Sleep vs. Productivity

Yesterday I got up around 4:30 in the morning because of…we’ll just say a combination of parenting and entrepreneurial passion (expressed, respectively, in a baby squawk around 3 a.m. and an ensuing mental swirl of irrepressible goals and ideas).

Oddly, I found myself rather enjoying it. I listened to a great talk or two I’d been meaning to get to, showered, made myself a pot of tea, and then spent an hour or two working on Frobisher. I made the last couple connections that solved my months-long stuckness on the ending—picture me dancing with glee in my fuzzy slippers in my basement at 5 a.m. I got a jump on the day.

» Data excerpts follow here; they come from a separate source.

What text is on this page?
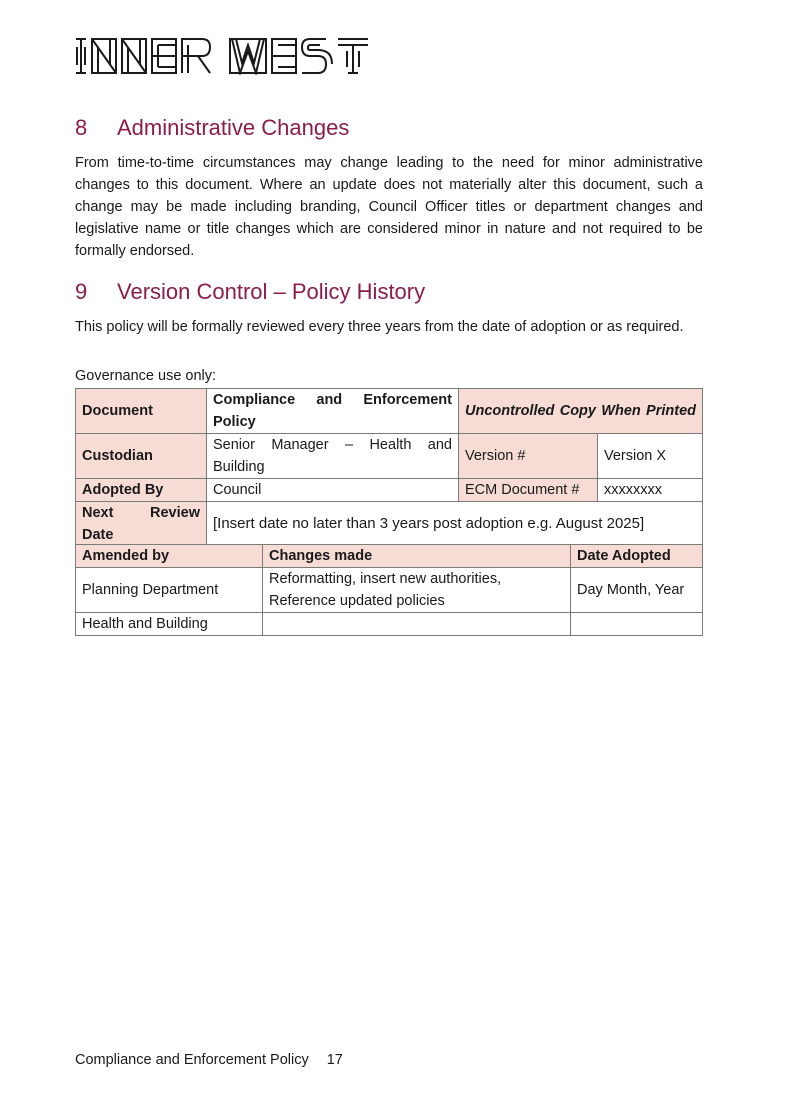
8 Administrative Changes

From time-to-time circumstances may change leading to the need for minor administrative changes to this document. Where an update does not materially alter this document, such a change may be made including branding, Council Officer titles or department changes and legislative name or title changes which are considered minor in nature and not required to be formally endorsed.

9 Version Control – Policy History

This policy will be formally reviewed every three years from the date of adoption or as required.

Governance use only:

Document	Compliance and Enforcement Policy	Uncontrolled Copy When Printed	
Custodian	Senior Manager – Health and Building	Version #	Version X
Adopted By	Council	ECM Document #	xxxxxxxx
Next Review Date	[Insert date no later than 3 years post adoption e.g. August 2025]		
Amended by	Changes made	Date Adopted
Planning Department	Reformatting, insert new authorities, Reference updated policies	Day Month, Year
Health and Building		
Compliance and Enforcement Policy 17
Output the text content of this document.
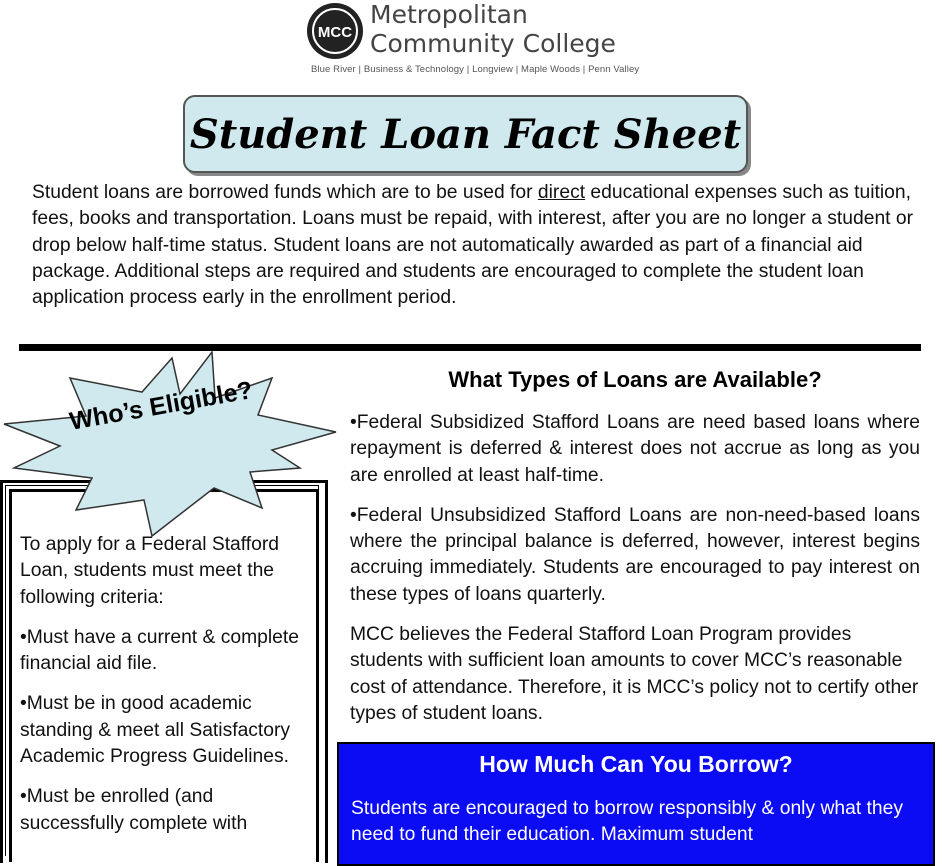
MCC
Metropolitan
Community College
Blue River | Business & Technology | Longview | Maple Woods | Penn Valley
Student Loan Fact Sheet
Student loans are borrowed funds which are to be used for direct educational expenses such as tuition, fees, books and transportation. Loans must be repaid, with interest, after you are no longer a student or drop below half-time status. Student loans are not automatically awarded as part of a financial aid package. Additional steps are required and students are encouraged to complete the student loan application process early in the enrollment period.

To apply for a Federal Stafford Loan, students must meet the following criteria:

•Must have a current & complete financial aid file.

•Must be in good academic standing & meet all Satisfactory Academic Progress Guidelines.

•Must be enrolled (and successfully complete with

Who’s Eligible?	What Types of Loans are Available?

•Federal Subsidized Stafford Loans are need based loans where repayment is deferred & interest does not accrue as long as you are enrolled at least half-time.

•Federal Unsubsidized Stafford Loans are non-need-based loans where the principal balance is deferred, however, interest begins accruing immediately. Students are encouraged to pay interest on these types of loans quarterly.

MCC believes the Federal Stafford Loan Program provides students with sufficient loan amounts to cover MCC’s reasonable cost of attendance. Therefore, it is MCC’s policy not to certify other types of student loans.

How Much Can You Borrow?
Students are encouraged to borrow responsibly & only what they need to fund their education. Maximum student
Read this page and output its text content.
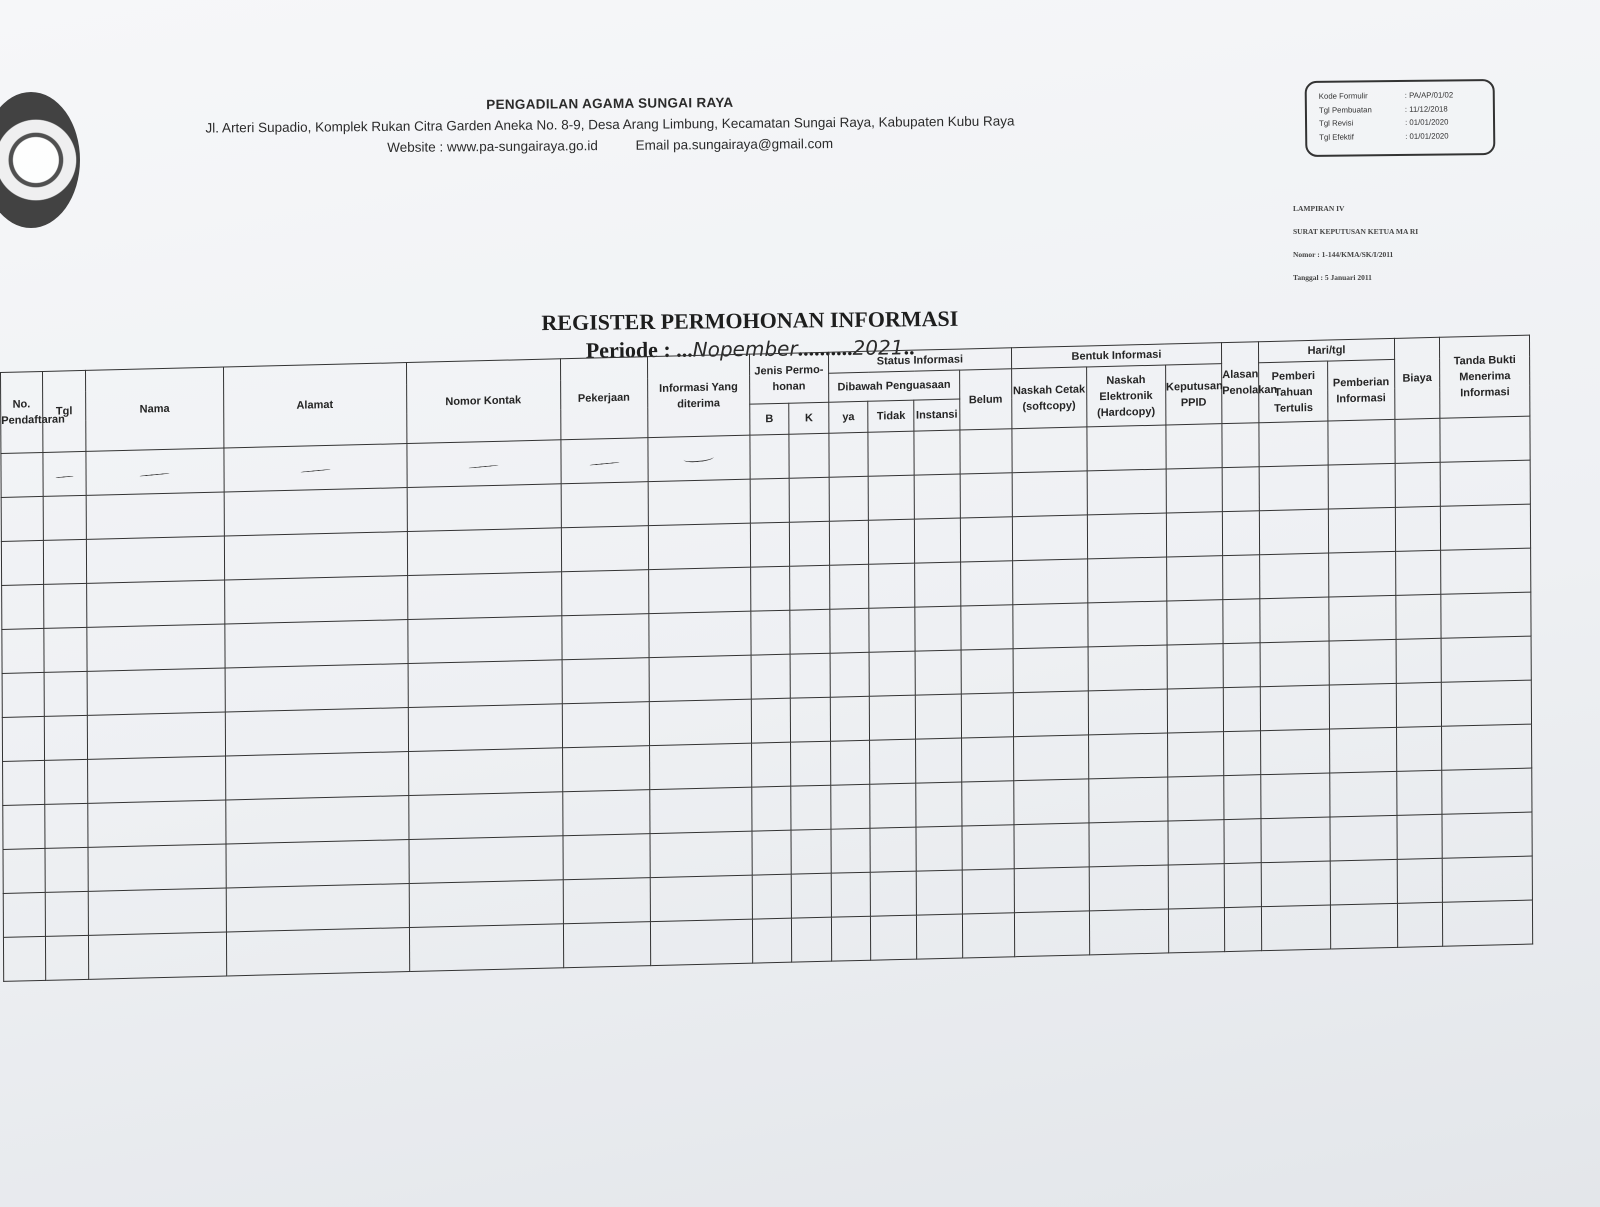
PENGADILAN AGAMA SUNGAI RAYA
Jl. Arteri Supadio, Komplek Rukan Citra Garden Aneka No. 8-9, Desa Arang Limbung, Kecamatan Sungai Raya, Kabupaten Kubu Raya
Website : www.pa-sungairaya.go.id	Email pa.sungairaya@gmail.com
Kode Formulir	: PA/AP/01/02
Tgl Pembuatan	: 11/12/2018
Tgl Revisi	: 01/01/2020
Tgl Efektif	: 01/01/2020
LAMPIRAN IV
SURAT KEPUTUSAN KETUA MA RI
Nomor : 1-144/KMA/SK/I/2011
Tanggal : 5 Januari 2011
REGISTER PERMOHONAN INFORMASI
Periode : ...Nopember..........2021..
No. Pendaftaran	Tgl	Nama	Alamat	Nomor Kontak	Pekerjaan	Informasi Yang diterima	Jenis Permo- honan		Status Informasi				Bentuk Informasi			Alasan Penolakan	Hari/tgl		Biaya	Tanda Bukti Menerima Informasi
									Dibawah Penguasaan			Belum	Naskah Cetak (softcopy)	Naskah Elektronik (Hardcopy)	Keputusan PPID		Pemberi Tahuan Tertulis	Pemberian Informasi		
							B	K	ya	Tidak	Instansi									
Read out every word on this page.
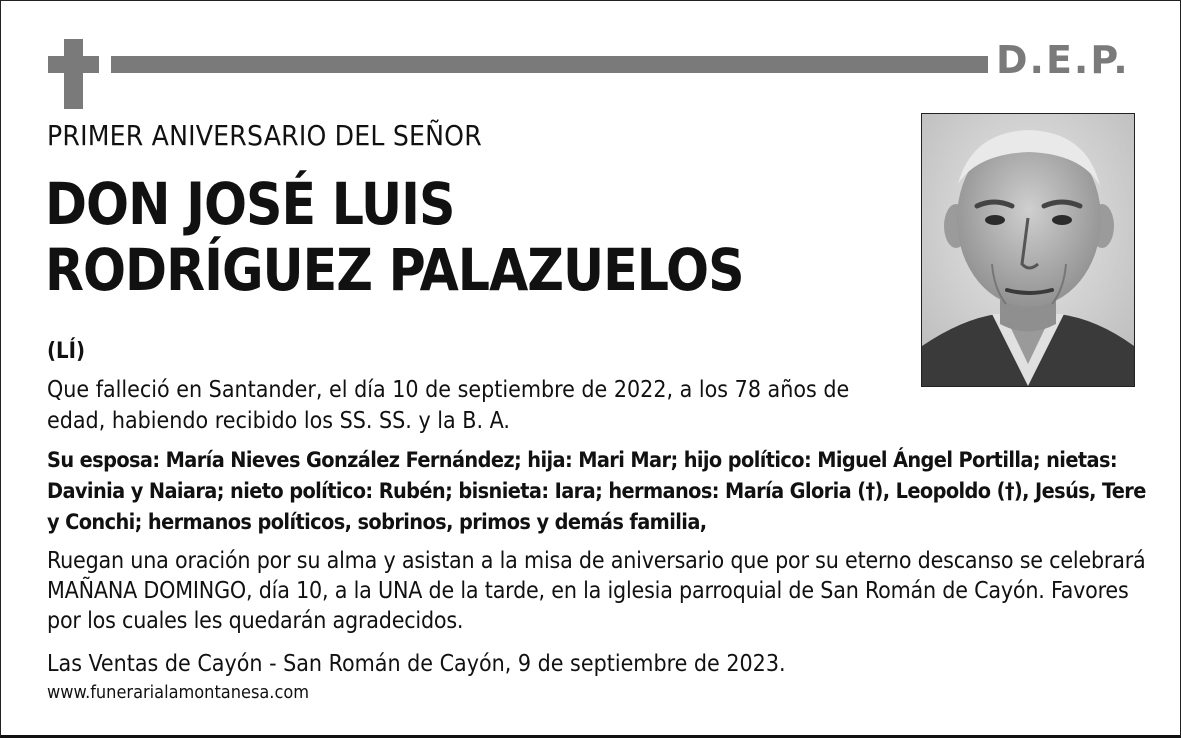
D.E.P.
PRIMER ANIVERSARIO DEL SEÑOR
DON JOSÉ LUIS
RODRÍGUEZ PALAZUELOS
(LÍ)
Que falleció en Santander, el día 10 de septiembre de 2022, a los 78 años de edad, habiendo recibido los SS. SS. y la B. A.
Su esposa: María Nieves González Fernández; hija: Mari Mar; hijo político: Miguel Ángel Portilla; nietas: Davinia y Naiara; nieto político: Rubén; bisnieta: Iara; hermanos: María Gloria (†), Leopoldo (†), Jesús, Tere y Conchi; hermanos políticos, sobrinos, primos y demás familia,
Ruegan una oración por su alma y asistan a la misa de aniversario que por su eterno descanso se celebrará MAÑANA DOMINGO, día 10, a la UNA de la tarde, en la iglesia parroquial de San Román de Cayón. Favores por los cuales les quedarán agradecidos.
Las Ventas de Cayón - San Román de Cayón, 9 de septiembre de 2023.
www.funerarialamontanesa.com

A few days ago, after a similarly sleepless night, I still ended up staying up until 1 a.m. plugging away at Clickworks tasks. It was one of the highest-impact productive time I’ve spent lately. In short order I hammered out two medium-sized projects that have been nagging at me for months. In addition to the quiet and solitude, I think the sleepiness took the edge off my perfectionism and helped me just plow ahead.

For all that, the sleepless nights have also pummeled my mental acuity. I drifted rather a lot. I poked around at Facebook for way too long even though I had no real interest in it. That night after a group meeting I wandered the darkening streets for 45 minutes, trying to remember where I’d parked, and berating myself for not thinking to wear more than a t-shirt. The following morning I searched the house unsuccessfully before realizing I had worn my hoodie, but forgotten it at the meeting. Irony. Then my wife found my hoodie in the stroller.

So now I’ve got a debate going in my head. Up too early (or, as the case may be, too late) yields solitude, extra time, and generally a good flow state. Lack of sleep apparently breaks my brain, which is about what you’d expect. Worth it? What say you?